Human rights advocates say that Iraq's legal system is often too flimsy to be fair. Beatings and other abuses are routinely used to produce confessions. Defendants see their lawyers rarely, or not at all, before trial. Judges are often under tremendous pressure to impose the death penalty. And, eager to strike back at insurgent attackers, Iraqi security forces have cast wide nets to round up suspects, increasing the risk that innocents will be put to death.

"There are too many things that can go wrong," said Joe Stork, deputy director of the Middle East Division for the group Human Rights Watch in Washington, D.C.

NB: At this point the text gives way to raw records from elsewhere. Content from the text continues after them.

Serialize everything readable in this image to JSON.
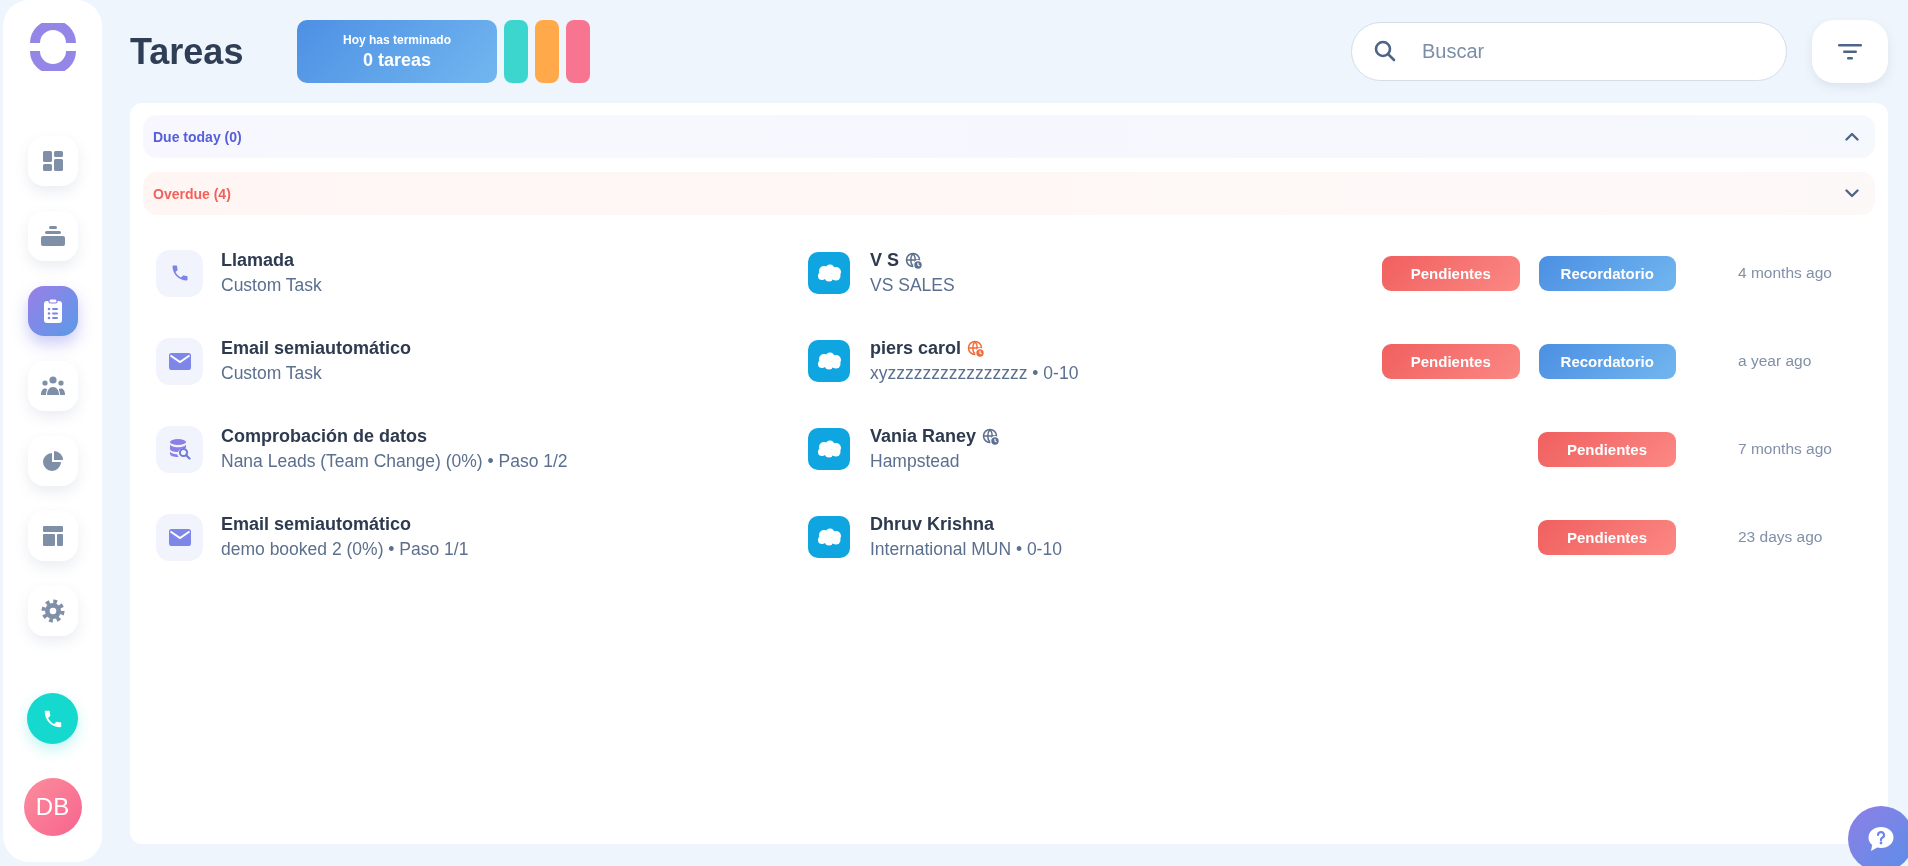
{
  "sidebar": {
    "nav": [
      {
        "kind": "dashboard",
        "selected": false
      },
      {
        "kind": "stack",
        "selected": false
      },
      {
        "kind": "clipboard",
        "selected": true
      },
      {
        "kind": "people",
        "selected": false
      },
      {
        "kind": "pie",
        "selected": false
      },
      {
        "kind": "layout",
        "selected": false
      },
      {
        "kind": "gear",
        "selected": false
      }
    ],
    "avatar": {
      "initials": "DB"
    }
  },
  "header": {
    "title": "Tareas",
    "summary": {
      "caption": "Hoy has terminado",
      "count": "0 tareas"
    },
    "pills": [
      {
        "color": "#3dd6cf"
      },
      {
        "color": "#ffa94a"
      },
      {
        "color": "#f77590"
      }
    ],
    "search": {
      "placeholder": "Buscar"
    }
  },
  "sections": [
    {
      "label": "Due today (0)",
      "kind": "due",
      "expanded": true
    },
    {
      "label": "Overdue (4)",
      "kind": "overdue",
      "expanded": false
    }
  ],
  "tasks": [
    {
      "kind": "call",
      "title": "Llamada",
      "subtitle": "Custom Task",
      "contact": {
        "name": "V S",
        "globe": {
          "color": "#5b6f8e"
        },
        "detail": "VS SALES"
      },
      "badges": [
        {
          "label": "Pendientes",
          "kind": "pending"
        },
        {
          "label": "Recordatorio",
          "kind": "reminder"
        }
      ],
      "time": "4 months ago"
    },
    {
      "kind": "email",
      "title": "Email semiautomático",
      "subtitle": "Custom Task",
      "contact": {
        "name": "piers carol",
        "globe": {
          "color": "#f26b3a"
        },
        "detail": "xyzzzzzzzzzzzzzzzz • 0-10"
      },
      "badges": [
        {
          "label": "Pendientes",
          "kind": "pending"
        },
        {
          "label": "Recordatorio",
          "kind": "reminder"
        }
      ],
      "time": "a year ago"
    },
    {
      "kind": "datacheck",
      "title": "Comprobación de datos",
      "subtitle": "Nana Leads (Team Change) (0%) • Paso 1/2",
      "contact": {
        "name": "Vania Raney",
        "globe": {
          "color": "#5b6f8e"
        },
        "detail": "Hampstead"
      },
      "badges": [
        {
          "label": "Pendientes",
          "kind": "pending"
        }
      ],
      "time": "7 months ago"
    },
    {
      "kind": "email",
      "title": "Email semiautomático",
      "subtitle": "demo booked 2 (0%) • Paso 1/1",
      "contact": {
        "name": "Dhruv Krishna",
        "detail": "International MUN • 0-10"
      },
      "badges": [
        {
          "label": "Pendientes",
          "kind": "pending"
        }
      ],
      "time": "23 days ago"
    }
  ]
}
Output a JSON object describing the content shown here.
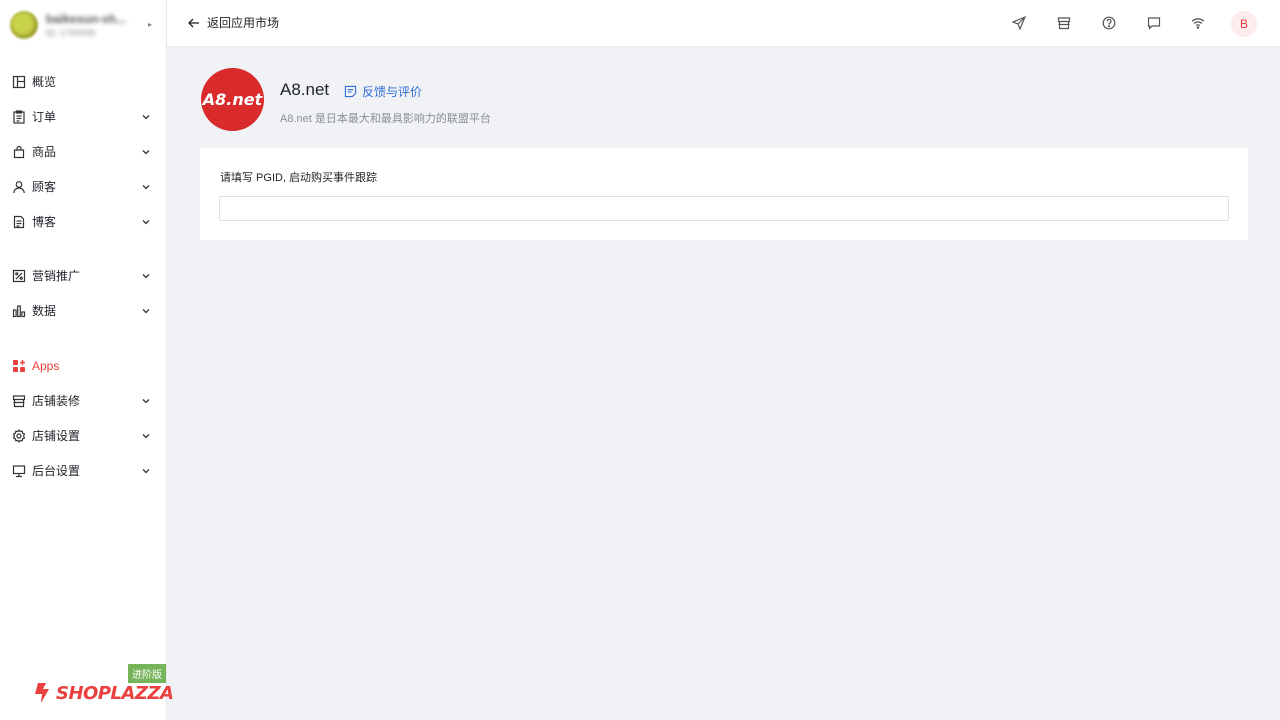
{
  "store": {
    "name": "baikesun-sh...",
    "id": "ID: 1700049"
  },
  "sidebar": {
    "items": [
      {
        "label": "概览",
        "icon": "dashboard-icon",
        "chevron": false
      },
      {
        "label": "订单",
        "icon": "clipboard-icon",
        "chevron": true
      },
      {
        "label": "商品",
        "icon": "shopping-bag-icon",
        "chevron": true
      },
      {
        "label": "顾客",
        "icon": "user-icon",
        "chevron": true
      },
      {
        "label": "博客",
        "icon": "document-icon",
        "chevron": true
      },
      {
        "label": "营销推广",
        "icon": "discount-icon",
        "chevron": true
      },
      {
        "label": "数据",
        "icon": "bar-chart-icon",
        "chevron": true
      },
      {
        "label": "Apps",
        "icon": "apps-icon",
        "chevron": false,
        "active": true
      },
      {
        "label": "店铺装修",
        "icon": "storefront-icon",
        "chevron": true
      },
      {
        "label": "店铺设置",
        "icon": "gear-icon",
        "chevron": true
      },
      {
        "label": "后台设置",
        "icon": "monitor-icon",
        "chevron": true
      }
    ]
  },
  "brand": {
    "badge": "进阶版",
    "logo": "SHOPLAZZA"
  },
  "topbar": {
    "back_label": "返回应用市场",
    "icons": [
      "send-icon",
      "store-icon",
      "help-icon",
      "message-icon",
      "wifi-icon"
    ],
    "user_initial": "B"
  },
  "app": {
    "logo_text": "A8.net",
    "name": "A8.net",
    "feedback_label": "反馈与评价",
    "description": "A8.net 是日本最大和最具影响力的联盟平台"
  },
  "form": {
    "label": "请填写 PGID, 启动购买事件跟踪",
    "value": "",
    "placeholder": ""
  },
  "colors": {
    "accent": "#e8413f",
    "link": "#2f6ed8",
    "badge": "#76b45a",
    "app_logo_bg": "#d92b2b"
  }
}
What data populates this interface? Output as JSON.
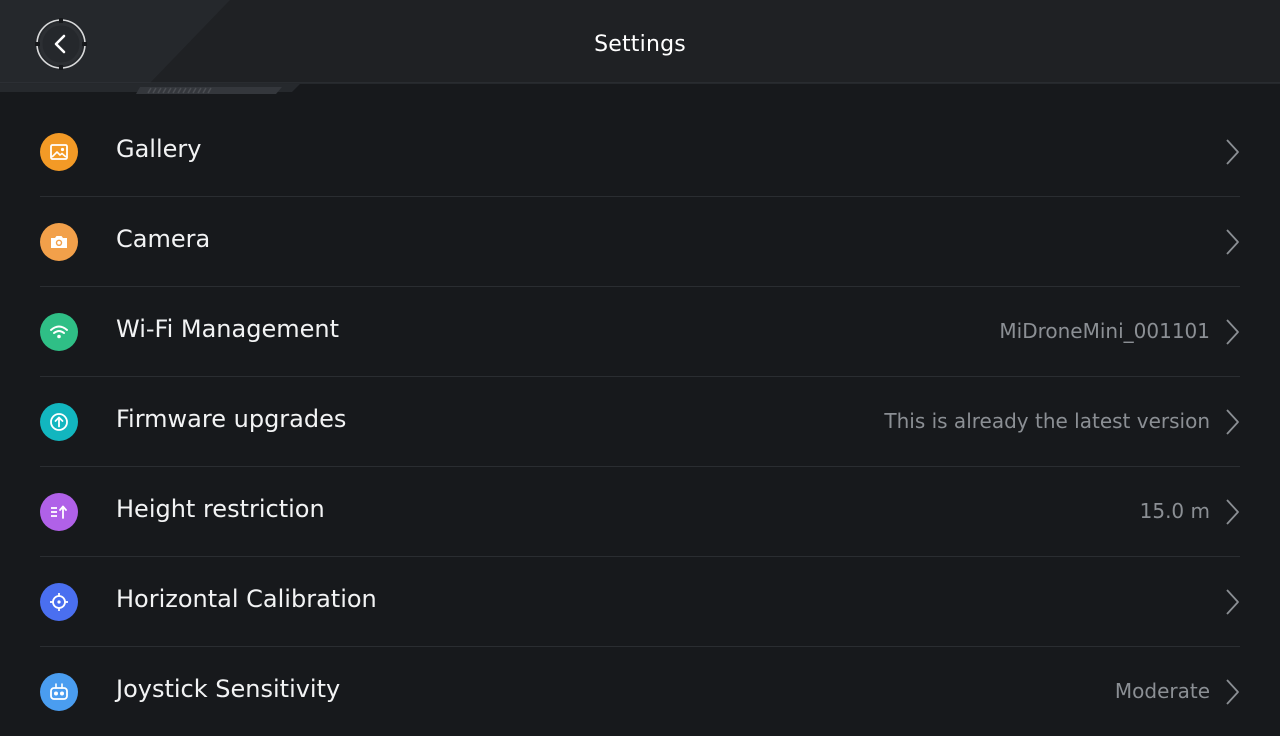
{
  "header": {
    "title": "Settings",
    "back_icon": "chevron-left-icon"
  },
  "settings": {
    "items": [
      {
        "label": "Gallery",
        "value": "",
        "icon": "gallery-icon",
        "color": "#f39a26"
      },
      {
        "label": "Camera",
        "value": "",
        "icon": "camera-icon",
        "color": "#f2a04a"
      },
      {
        "label": "Wi-Fi Management",
        "value": "MiDroneMini_001101",
        "icon": "wifi-icon",
        "color": "#2fbf86"
      },
      {
        "label": "Firmware upgrades",
        "value": "This is already the latest version",
        "icon": "upload-icon",
        "color": "#12b6bf"
      },
      {
        "label": "Height restriction",
        "value": "15.0 m",
        "icon": "height-icon",
        "color": "#b061e8"
      },
      {
        "label": "Horizontal Calibration",
        "value": "",
        "icon": "crosshair-icon",
        "color": "#4a6ff0"
      },
      {
        "label": "Joystick Sensitivity",
        "value": "Moderate",
        "icon": "joystick-icon",
        "color": "#4a9df0"
      }
    ]
  }
}
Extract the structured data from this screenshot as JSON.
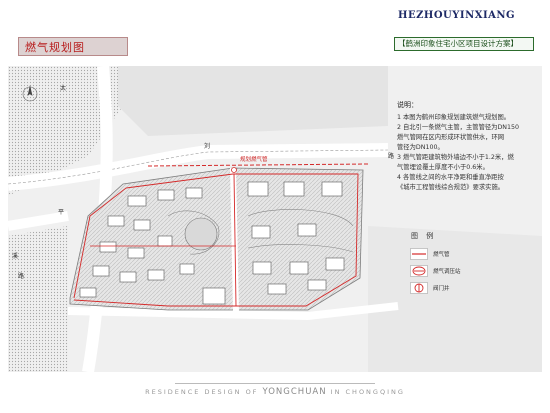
{
  "header": {
    "title": "燃气规划图",
    "brand": "HEZHOUYINXIANG",
    "project": "【鹤洲印象住宅小区项目设计方案】"
  },
  "notes": {
    "heading": "说明：",
    "lines": [
      "1 本图为鹤州印象规划建筑燃气规划图。",
      "2 自北引一条燃气主管，主管管径为DN150",
      "  燃气管网在区内形成环状管供水，环网",
      "  管径为DN100。",
      "3 燃气管距建筑物外墙边不小于1.2米，燃",
      "  气管埋设覆土厚度不小于0.6米。",
      "4 各管线之间的水平净距和垂直净距按",
      "  《城市工程管线综合规范》要求实施。"
    ]
  },
  "legend": {
    "title": "图  例",
    "items": [
      {
        "label": "燃气管",
        "symbol": "gas-pipe"
      },
      {
        "label": "燃气调压站",
        "symbol": "regulator-station"
      },
      {
        "label": "阀门井",
        "symbol": "valve-well"
      }
    ]
  },
  "map": {
    "road_labels": [
      "太",
      "刘",
      "路",
      "平",
      "溪",
      "路"
    ],
    "gas_main_label": "规划燃气管"
  },
  "footer": {
    "pre": "RESIDENCE DESIGN OF",
    "main": "YONGCHUAN",
    "post": "IN CHONGQING"
  },
  "colors": {
    "title_red": "#b81d1d",
    "brand_blue": "#1e2a66",
    "project_green": "#1b4f1b",
    "gas_pipe": "#d42a2a"
  }
}
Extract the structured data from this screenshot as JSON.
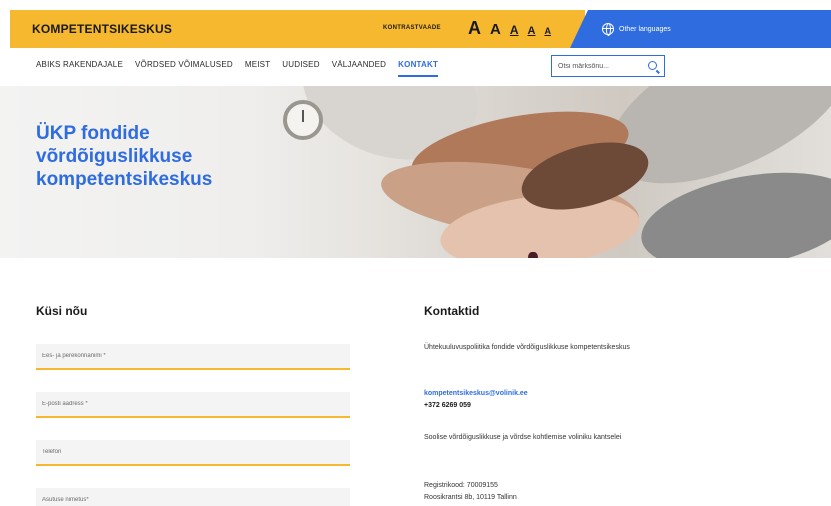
{
  "header": {
    "brand": "KOMPETENTSIKESKUS",
    "contrast_label": "KONTRASTVAADE",
    "font_sizes": [
      "A",
      "A",
      "A",
      "A",
      "A"
    ],
    "languages_label": "Other languages",
    "accent_color": "#f5b82e",
    "lang_color": "#2f6ce0",
    "globe_icon": "globe-icon"
  },
  "nav": {
    "items": [
      {
        "label": "ABIKS RAKENDAJALE"
      },
      {
        "label": "VÕRDSED VÕIMALUSED"
      },
      {
        "label": "MEIST"
      },
      {
        "label": "UUDISED"
      },
      {
        "label": "VÄLJAANDED"
      },
      {
        "label": "KONTAKT"
      }
    ],
    "active": "KONTAKT",
    "search_placeholder": "Otsi märksõnu...",
    "search_icon": "search-icon"
  },
  "hero": {
    "title": "ÜKP fondide võrdõiguslikkuse kompetentsikeskus"
  },
  "form": {
    "title": "Küsi nõu",
    "fields": [
      {
        "placeholder": "Ees- ja perekonnanimi *"
      },
      {
        "placeholder": "E-posti aadress *"
      },
      {
        "placeholder": "Telefon"
      },
      {
        "placeholder": "Asutuse nimetus*"
      }
    ]
  },
  "contacts": {
    "title": "Kontaktid",
    "org": "Ühtekuuluvuspoliitika fondide võrdõiguslikkuse kompetentsikeskus",
    "email": "kompetentsikeskus@volinik.ee",
    "phone": "+372 6269 059",
    "office": "Soolise võrdõiguslikkuse ja võrdse kohtlemise voliniku kantselei",
    "reg": "Registrikood: 70009155",
    "address": "Roosikrantsi 8b, 10119 Tallinn"
  }
}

Immediate questions have arisen in the Kut trial, where at least three family members identified the defendants by saying that they had seen at least some of them confess to the killings on television. Mr. Jasim acknowledged that the Interior
Ministry, over Justice Ministry objections, regularly puts defendants on a popular television program that shows criminals confessing to crimes before trial, often with visible bruises on their faces.

Sort of like a reality TV show called, "Confession," where instead of "You're fired!" the final word is, "You will lbe hanged by the neck until dead." No wonder it's popular. Look for it in the US soon, probably on Fox.

Mr. Jasim said that once the defendants are on trial, they always repudiate their televised confessions, and judges are obliged to ignore what they have seen outside the courtroom. "We don't consider that as evidence," Mr. Jasim said.

The death penalty has enormous resonance in Iraq, where Mr. Hussein set up special courts to issue death sentences with no appeal. The executions were generally carried out at the clanging metal gallows of Abu Ghraib prison. Iraqi law still specifies that the death penalty is carried out by hanging for civilians and firing squad for soldiers, said Jaafar Nasser Hussain, an Iraqi Supreme Court justice.

After the 2003 invasion, the death penalty was suspended by the American-led administration in Iraq. But in August 2004, Prime Minister Ayad Allawi reinstated it.